William H. Clothier's cinematography nicely captures the idyllic beauty of the locations (filmed mostly on Kaua'i in Hawaii), and the lovely choral music of Hawaiian standards (orchestrated by Cyril Mockridge) adds much to the film's warm, friendly tone. John Ford's beloved yacht Araner gets not only name-checked but makes a few appearances. For Ford, Wayne, Marvin and their families, the project was designed to be a bit of summer fun, a last hurrah in paradise of sorts for the director. But making the film wasn't exactly smooth sailing:
"Ford had not been on the island twenty-four hours when he learned that Paramount had pulled the financing from Donovan's Reef, although they still agreed to distribute it. He decided to produce the film himself, even though a screenplay did not exist. Ford rejected Jimmy Grant's first draft and fired him. He then asked Frank Nugent to come up with something quickly. 'The results are what you saw on screen,' cameraman Bill Clothier said. 'I suppose you've got to blame the Old Man for that. It was just plain bad judgment.' Lee Marvin, at his boozy worst in 1962 and still years away from Alcoholics Anonymous, was so often hung over in the morning that shooting had to be rescheduled. Elizabeth Allen [...} remembered one night when a smashed Lee Marvin removed every stitch of his clothing, climbed up on the bar at the Kawaii Hotel, and performed a hula. Shorter-tempered than usual, Ford was more irritable than ever. Wayne, very protective of Ford and aware that the old man was slipping, again became almost assistant director." (1)

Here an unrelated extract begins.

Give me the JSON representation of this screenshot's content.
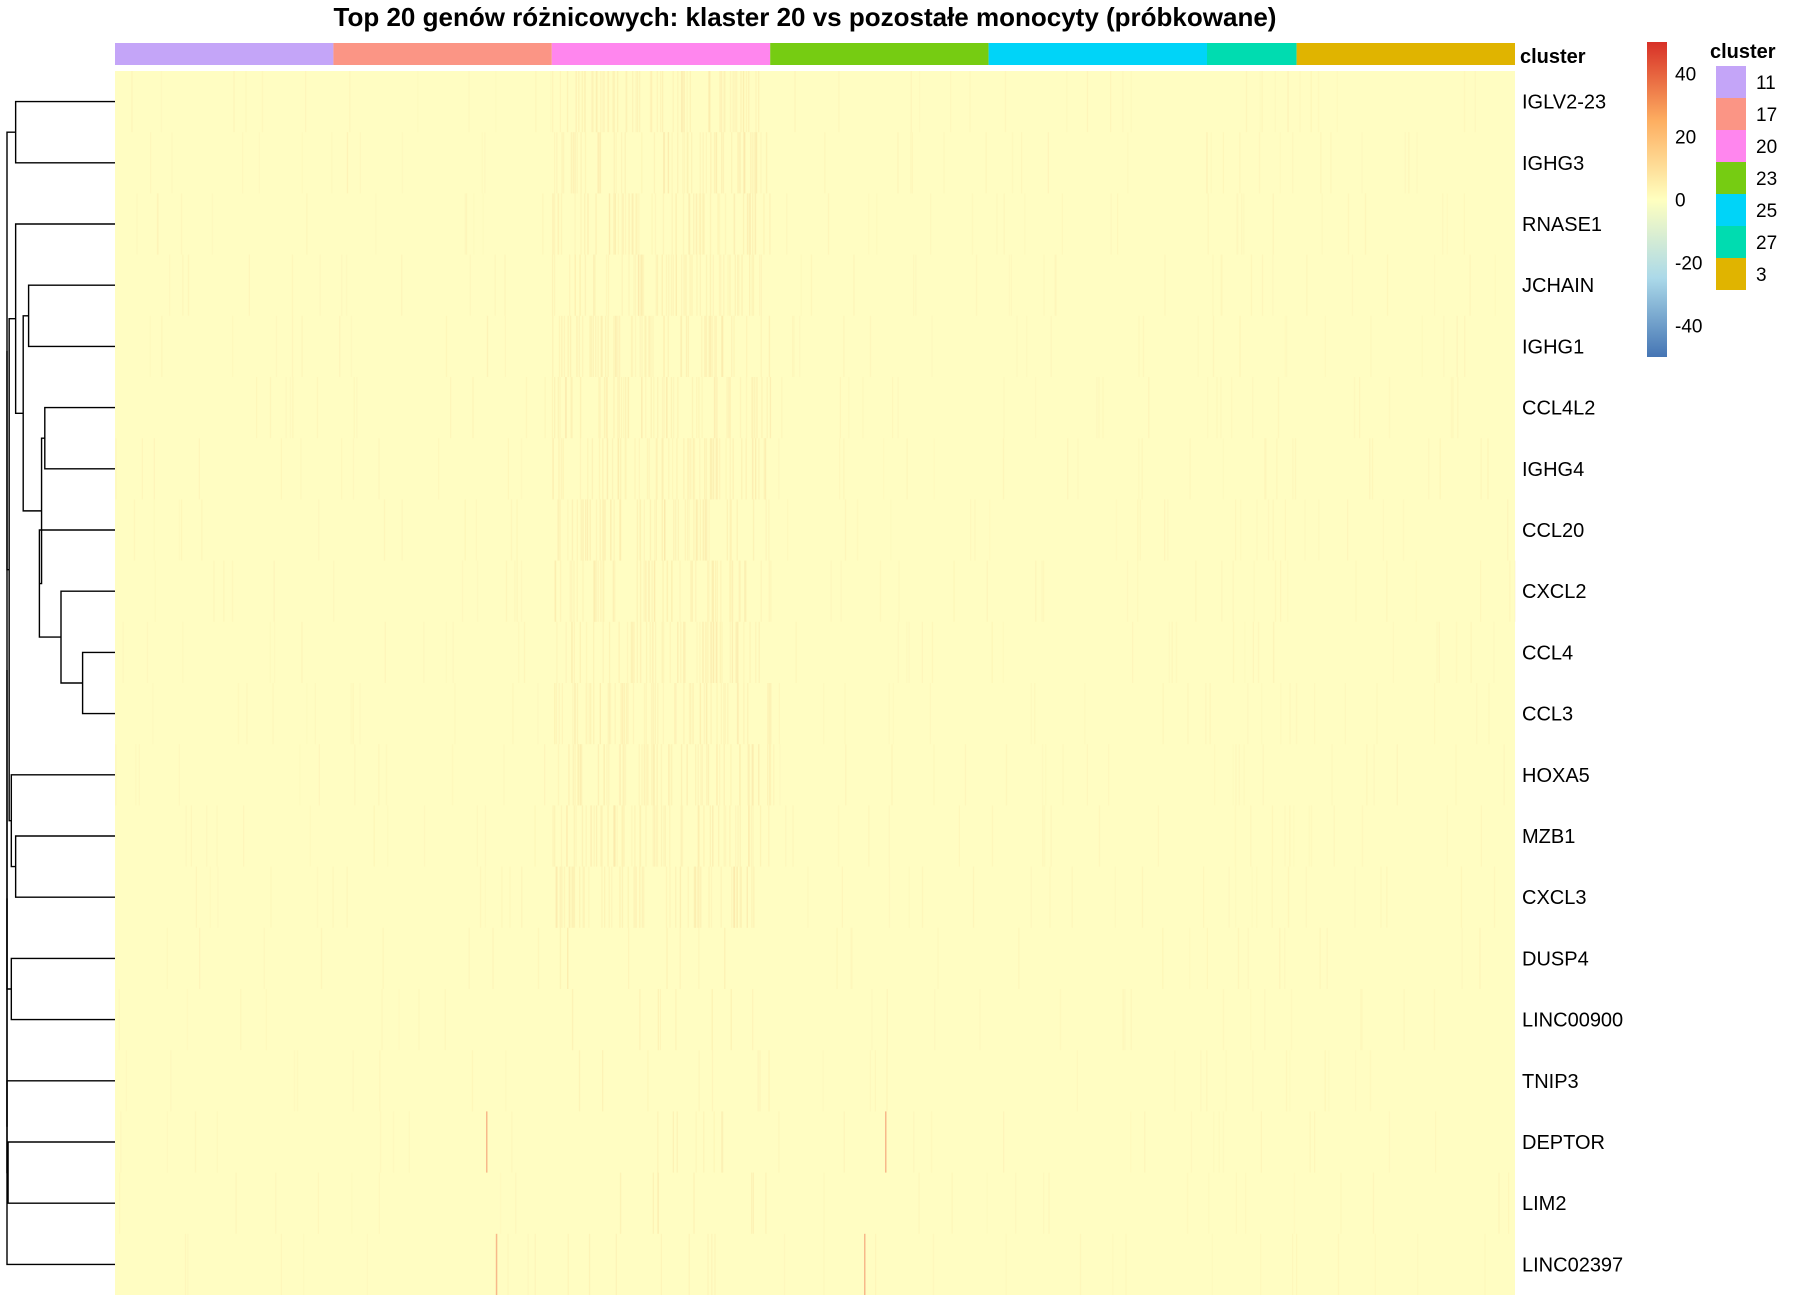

While it's true that the resulting screenplay is not exactly the model of wit or focused narrative, it's what happens in the spaces between that gives the film its ineffable appeal. What the movie does especially well is communicate the feeling of slow, lazy island living. We hear the breeze sighing through the palm trees, witness the caprices of weather, with sudden, lashing storms and expansive, sunny skies, observe the cheerful, brightly-garbed native Polynesians, the chattering Chinese tradesmen, the pious French nuns, and the various barflies, floozies and sailors that populate Donovan's bar. It might be just a white male fantasyland, filtered through an aging and ailing filmmaker's mind, but it's an interesting and vibrant world, and I for one enjoy the time spent there. The hour and 45 minutes fly by, despite there not being much tension or dramatic stakes...but then, not all films have to be slave to such plot mechanics.
Donavon's Reef offers a romanticized slice of early 1960s island life, and should prove relaxing fun for those willing to go along for the ride. It might not make it into my personal Top Ten John Wayne movies, but it wouldn't be far down the list of runners-up, either.
DVD Note: Paramount's widescreen DVD looks nice on a big screen monitor, but could benefit from the added clarity Blu-Ray could provide. I imagine we'll see an HD release of the film someday, given John Wayne's continued popularity.
Source Note: (1) excerpted from John Wayne American, by Randy Roberts and James S. Olson, published by the Free Press, 1995.